É sabido que o Brasil tem um caso de amor com um funcionário administrativo bigodudo, cegueta e alcoólico chamado Fernando Pessoa. Independentemente da qualidade do tiozinho, tanto amor parecia suspeito: alguma coisa mais profunda tinha que explicar identificação tão próxima. Relendo a Tabacaria, percebi tudo.
(Come chocolates, pequena;
Come chocolates!
Olha que não há mais metafísica no mundo senão chocolates.
Olha que as religiões todas não ensinam mais que a confeitaria.
Come, pequena suja, come!
Pudesse eu comer chocolates com a mesma verdade com que comes!
Mas eu penso e, ao tirar o papel de prata, que é de folha de estanho,
Deito tudo para o chão, como tenho deitado a vida.)

Se ele tivesse escrito sobre catupiry, então, tinha a vida feita.

Quero uma canção brasileira de 1983 elevada a novo hino de Portugal!

httpv://www.youtube.com/watch?v=9aHoWTs6xE0
A gente não sabemos escolher presidente.
A gente não sabemos tomar conta da gente.
A gente não sabemos nem escovar os dente.
Tem gringo pensando que nóis é indigente...
A gente faz carro e não sabe guiar.
A gente faz trilho e não tem trem prá botar.
A gente faz filho e não consegue criar.
A gente pede grana e não consegue pagar...
A gente faz música e não consegue cantar.
A gente escreve livro e não consegue publicar.
A gente escreve peça e não consegue encenar.
A gente joga bola e não consegue ganhar...

Uma das coisas de que me orgulho mais de ter feito no Brasil

Uma das perguntas que me fazem mais aqui começa por "lá fala...?" ou "sabe o que é...?". Normalmente, não me importo e até gosto. Conheci muitas expressões tupiniquins assim e, se às vezes me perguntam uma coisa que obviamente existe em Portugal, é, presumo, porque não será tão óbvio para estrangeiros. Foi uma das formas por que fui conhecendo esta língua que, como diz o meu amigo Raphael, é a mesma que se fala em PT, mas não é a mesma que se fala em PT. E serviu-me também para concluir da total inutilidade de discutir o acordo ortográfico. Se alguém acha que é isso que vai fazer com que todos se entendam, chama um príncipe que te acorde, Branca de Neve.
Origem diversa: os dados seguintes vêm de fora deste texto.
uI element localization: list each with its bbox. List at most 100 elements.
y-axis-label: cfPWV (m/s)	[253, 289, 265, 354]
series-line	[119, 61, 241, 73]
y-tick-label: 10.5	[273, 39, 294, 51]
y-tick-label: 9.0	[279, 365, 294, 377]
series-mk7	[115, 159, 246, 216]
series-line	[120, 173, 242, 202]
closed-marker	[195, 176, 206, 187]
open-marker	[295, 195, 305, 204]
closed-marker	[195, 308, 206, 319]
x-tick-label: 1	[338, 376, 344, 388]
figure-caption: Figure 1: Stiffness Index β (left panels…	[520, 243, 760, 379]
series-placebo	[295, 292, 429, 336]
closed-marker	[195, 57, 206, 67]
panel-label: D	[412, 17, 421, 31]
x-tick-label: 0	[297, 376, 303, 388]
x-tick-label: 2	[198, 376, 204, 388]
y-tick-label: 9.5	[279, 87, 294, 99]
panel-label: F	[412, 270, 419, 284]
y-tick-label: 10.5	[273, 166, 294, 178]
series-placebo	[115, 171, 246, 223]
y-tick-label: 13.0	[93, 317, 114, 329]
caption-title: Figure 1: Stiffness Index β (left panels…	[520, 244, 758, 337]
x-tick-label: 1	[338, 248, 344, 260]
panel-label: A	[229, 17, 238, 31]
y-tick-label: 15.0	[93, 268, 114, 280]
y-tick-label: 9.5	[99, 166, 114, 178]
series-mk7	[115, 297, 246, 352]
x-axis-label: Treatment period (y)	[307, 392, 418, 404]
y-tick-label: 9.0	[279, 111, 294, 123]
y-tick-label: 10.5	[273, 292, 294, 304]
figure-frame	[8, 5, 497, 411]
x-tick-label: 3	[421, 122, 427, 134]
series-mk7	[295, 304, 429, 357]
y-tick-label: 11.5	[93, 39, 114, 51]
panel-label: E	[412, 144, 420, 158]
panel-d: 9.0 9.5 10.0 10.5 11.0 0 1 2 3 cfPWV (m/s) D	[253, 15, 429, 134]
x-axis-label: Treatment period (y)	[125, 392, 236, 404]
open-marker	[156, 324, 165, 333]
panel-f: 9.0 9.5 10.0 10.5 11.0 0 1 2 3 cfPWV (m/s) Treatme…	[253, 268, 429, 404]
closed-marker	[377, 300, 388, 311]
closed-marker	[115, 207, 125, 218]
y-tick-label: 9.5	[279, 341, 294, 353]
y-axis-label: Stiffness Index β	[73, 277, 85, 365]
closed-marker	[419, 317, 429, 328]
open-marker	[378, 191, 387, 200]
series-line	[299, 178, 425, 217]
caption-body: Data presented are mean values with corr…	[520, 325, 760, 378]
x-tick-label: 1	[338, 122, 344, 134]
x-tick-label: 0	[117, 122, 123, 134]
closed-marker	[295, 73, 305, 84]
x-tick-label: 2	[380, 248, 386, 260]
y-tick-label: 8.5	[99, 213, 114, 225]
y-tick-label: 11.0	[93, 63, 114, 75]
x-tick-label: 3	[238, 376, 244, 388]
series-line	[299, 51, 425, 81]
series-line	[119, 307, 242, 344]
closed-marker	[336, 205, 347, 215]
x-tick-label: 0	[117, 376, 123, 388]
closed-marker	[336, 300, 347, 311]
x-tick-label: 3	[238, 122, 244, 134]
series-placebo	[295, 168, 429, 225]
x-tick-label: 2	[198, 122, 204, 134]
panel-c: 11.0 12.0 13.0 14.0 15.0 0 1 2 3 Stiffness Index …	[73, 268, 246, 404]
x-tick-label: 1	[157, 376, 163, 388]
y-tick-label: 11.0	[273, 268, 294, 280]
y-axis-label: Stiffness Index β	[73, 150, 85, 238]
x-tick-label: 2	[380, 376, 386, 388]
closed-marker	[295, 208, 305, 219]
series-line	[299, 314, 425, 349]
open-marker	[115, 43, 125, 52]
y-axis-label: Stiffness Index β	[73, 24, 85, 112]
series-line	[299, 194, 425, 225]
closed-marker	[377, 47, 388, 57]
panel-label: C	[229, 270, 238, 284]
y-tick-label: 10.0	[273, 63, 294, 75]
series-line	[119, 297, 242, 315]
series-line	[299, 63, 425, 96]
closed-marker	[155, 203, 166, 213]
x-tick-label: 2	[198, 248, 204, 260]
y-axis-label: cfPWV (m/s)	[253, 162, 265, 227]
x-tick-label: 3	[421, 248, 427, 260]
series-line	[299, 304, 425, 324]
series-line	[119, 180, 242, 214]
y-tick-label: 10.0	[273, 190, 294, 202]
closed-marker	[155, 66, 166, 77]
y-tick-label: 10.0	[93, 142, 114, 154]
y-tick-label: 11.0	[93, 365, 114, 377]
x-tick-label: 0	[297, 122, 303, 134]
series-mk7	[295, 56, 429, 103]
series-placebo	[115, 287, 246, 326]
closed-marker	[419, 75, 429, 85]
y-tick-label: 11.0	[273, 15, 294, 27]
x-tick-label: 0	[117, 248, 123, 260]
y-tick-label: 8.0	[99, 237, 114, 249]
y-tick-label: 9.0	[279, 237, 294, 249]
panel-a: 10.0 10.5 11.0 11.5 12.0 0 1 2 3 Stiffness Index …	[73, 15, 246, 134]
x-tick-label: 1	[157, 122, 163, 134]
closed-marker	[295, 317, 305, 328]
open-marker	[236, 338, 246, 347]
Mas às vezes irrito-me porque, já se sabe, gente burra há em todo o lado. E o mundo sofre. Perdoa-me, mundo. Não consigo deixar de ser um Átila social de vez em quando. Mas nunca contra inocentes, que isso fique claro.

Então, deu-se o caso de uma noite ir ao aniversário do amigo de um amigo na Vila Madalena e estarem lá três moças, não mais de 20 anos, muito contentes por estarem lá. Talvez porque a maconha que fumavam estava enrolada em sedas transparentes, o que só por si já é bastante irritante. E a cara de felicidade nas miúdas quando perceberam que havia um mexicano, um francês e um português com quem podiam conversar! Gente, que da hora, né?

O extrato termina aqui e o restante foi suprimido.